思念の活動は人に四の原因により生ずるなり。第一は天然なる肉体上の望みにより生じ、第二は人の見聞する世の客観が感覚に顕はるゝにより生じ、第三は予め占領せられたる概念により、及び人が智力に有する心霊上の傾きにより生じ、第四は如上の原因により悉くの慾に引入れて我等と戦ふ魔鬼の打撃により生ずるなり。ゆえに人は此の肉体の生活にある間は死に至る迄思念とその戦いとを有せざる能はず。けだし人は世を出でざる先又は死せざる先に、此の四の原因中何れか無動作に至らんことを得るか、或は肉体の為に緊要なるものを切に求めざると、世の或物を願ふを余儀なくせられざるとを得るか、自から判断すべし。しかれどももし此の如きことを想像するは時に合はず、何となれば性は此の如き事々物々に必要を有すればなりと云はば是れ最早慾は凡て肉体を被むる者の欲すると欲せざることに拘はらず動作するを意味するなり。是故に凡て肉体を被むる人は顕然として不断に動作する一の或る慾より己を保護せず、二の慾より保護せずして、多くの慾より保護せんこと緊要なり。徳行を以て自から慾に勝ちし者は、たとひ思念と此の四の原因の打撃の為に驚かざるといへども、自から勝利を譲らざるべし、何となれば彼等は力を有して、その心意は善良神聖なる記憶の為に大に悦べばなり。
問 智の浄潔と心の浄潔とは何を以て異なるか。
答 智の浄潔は別にして心の浄潔は又別なり。けだし智は心霊上の感覚の一なれども心は内部の感覚を包括して之をその権中に持すればなり。心は根なり。もし根が聖ならば枝も聖ならん、即心が導かれて浄潔に達するならば、悉くの感覚も清めらるゝこと明なり。もし智は神聖なる書を読むに益々勉励し、或は禁食と儆醒と静黙とに多少苦んで、汚穢の品行に遠ざかるならば、その従前の生涯を忘れて浄潔に達せん。然れども恒久なる浄潔は有せざるべし、何となれば彼は速に浄めらるれど亦速に汚さるればなり。
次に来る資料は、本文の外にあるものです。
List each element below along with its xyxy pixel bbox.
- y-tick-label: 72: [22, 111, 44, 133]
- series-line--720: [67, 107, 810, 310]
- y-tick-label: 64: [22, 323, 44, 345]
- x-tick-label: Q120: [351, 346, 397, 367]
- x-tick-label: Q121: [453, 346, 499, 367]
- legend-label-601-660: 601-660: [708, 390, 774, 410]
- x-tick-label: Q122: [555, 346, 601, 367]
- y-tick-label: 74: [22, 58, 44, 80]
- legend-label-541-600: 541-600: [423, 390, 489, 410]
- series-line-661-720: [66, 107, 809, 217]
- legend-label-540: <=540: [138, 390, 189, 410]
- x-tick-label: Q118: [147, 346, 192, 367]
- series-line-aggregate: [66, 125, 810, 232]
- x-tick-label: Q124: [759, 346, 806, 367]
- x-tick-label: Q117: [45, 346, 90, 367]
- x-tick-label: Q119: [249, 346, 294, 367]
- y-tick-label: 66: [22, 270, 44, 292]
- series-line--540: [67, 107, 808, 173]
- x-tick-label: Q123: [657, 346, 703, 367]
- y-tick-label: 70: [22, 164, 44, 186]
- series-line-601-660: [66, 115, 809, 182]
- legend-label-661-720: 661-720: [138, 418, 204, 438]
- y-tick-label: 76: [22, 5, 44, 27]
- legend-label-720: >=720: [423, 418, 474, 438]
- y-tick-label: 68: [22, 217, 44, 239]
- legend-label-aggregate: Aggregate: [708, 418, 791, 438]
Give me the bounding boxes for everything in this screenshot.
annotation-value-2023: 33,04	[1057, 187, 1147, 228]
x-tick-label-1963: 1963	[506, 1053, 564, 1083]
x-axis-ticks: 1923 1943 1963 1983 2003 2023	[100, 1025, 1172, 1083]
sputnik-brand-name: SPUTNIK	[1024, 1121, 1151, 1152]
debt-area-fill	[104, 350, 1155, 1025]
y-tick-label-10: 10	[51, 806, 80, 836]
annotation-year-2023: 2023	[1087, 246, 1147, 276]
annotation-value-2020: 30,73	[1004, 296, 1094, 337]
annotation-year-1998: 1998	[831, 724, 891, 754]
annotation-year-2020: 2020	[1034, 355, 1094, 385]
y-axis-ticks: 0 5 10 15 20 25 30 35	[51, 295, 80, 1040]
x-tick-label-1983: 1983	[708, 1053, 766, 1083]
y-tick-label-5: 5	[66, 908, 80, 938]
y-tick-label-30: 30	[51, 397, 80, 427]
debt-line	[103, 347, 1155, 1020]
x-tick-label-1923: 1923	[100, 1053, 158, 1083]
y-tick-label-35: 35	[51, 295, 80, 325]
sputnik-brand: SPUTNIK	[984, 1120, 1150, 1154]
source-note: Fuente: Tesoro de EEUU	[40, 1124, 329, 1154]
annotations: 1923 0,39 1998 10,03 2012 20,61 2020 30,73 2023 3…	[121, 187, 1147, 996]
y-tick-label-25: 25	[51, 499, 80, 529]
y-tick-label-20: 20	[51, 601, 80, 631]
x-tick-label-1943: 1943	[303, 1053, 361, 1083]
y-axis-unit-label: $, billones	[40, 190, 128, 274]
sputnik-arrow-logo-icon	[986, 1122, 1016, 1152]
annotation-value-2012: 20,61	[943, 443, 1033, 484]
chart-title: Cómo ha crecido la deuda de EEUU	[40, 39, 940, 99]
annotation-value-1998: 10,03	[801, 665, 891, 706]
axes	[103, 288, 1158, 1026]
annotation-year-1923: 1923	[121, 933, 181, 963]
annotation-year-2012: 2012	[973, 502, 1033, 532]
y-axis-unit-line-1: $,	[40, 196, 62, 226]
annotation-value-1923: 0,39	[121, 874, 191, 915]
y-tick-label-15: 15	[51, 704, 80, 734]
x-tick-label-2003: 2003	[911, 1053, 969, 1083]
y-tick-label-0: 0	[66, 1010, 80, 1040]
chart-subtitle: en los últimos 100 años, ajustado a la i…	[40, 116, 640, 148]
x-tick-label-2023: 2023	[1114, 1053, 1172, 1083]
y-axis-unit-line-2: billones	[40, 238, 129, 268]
ただ心は多くの患難と剥奪と、凡て世に居る者等と世間的交際を為すより遠ざかると、此のすべての為に己を殺すとにより、浄潔に達するなり、然してもし彼は浄潔に達するときは、その浄潔は何等の小なるものの為にも汚されざるべく、大なる顕然たる戦をも恐れざるべし、即寒心すべき戦をも恐れざるべし、何となれば、薄弱なる人々に於て消化する能はざる如何なる食物をも速に消化し得べき強健なる胃を己れに有すればなり。けだし医は言へり、凡て肉食は消化し易からず、然れども強健なる胃が之を受くるときは健康なる体に多くの力を與へんと。かくの如く凡て暫時の間に僅少なる労苦を以て速に得たる浄潔は速に失はれ且汚されん。然れども多くの患難によりて達し、長久の間を以て得たる浄潔は霊魂の或る部分に対する打撃の度の優勢にあらざるものをば恐れざるべし、何となれば神は霊魂を堅むればなり。彼に光栄は世々に帰す。「アミン」。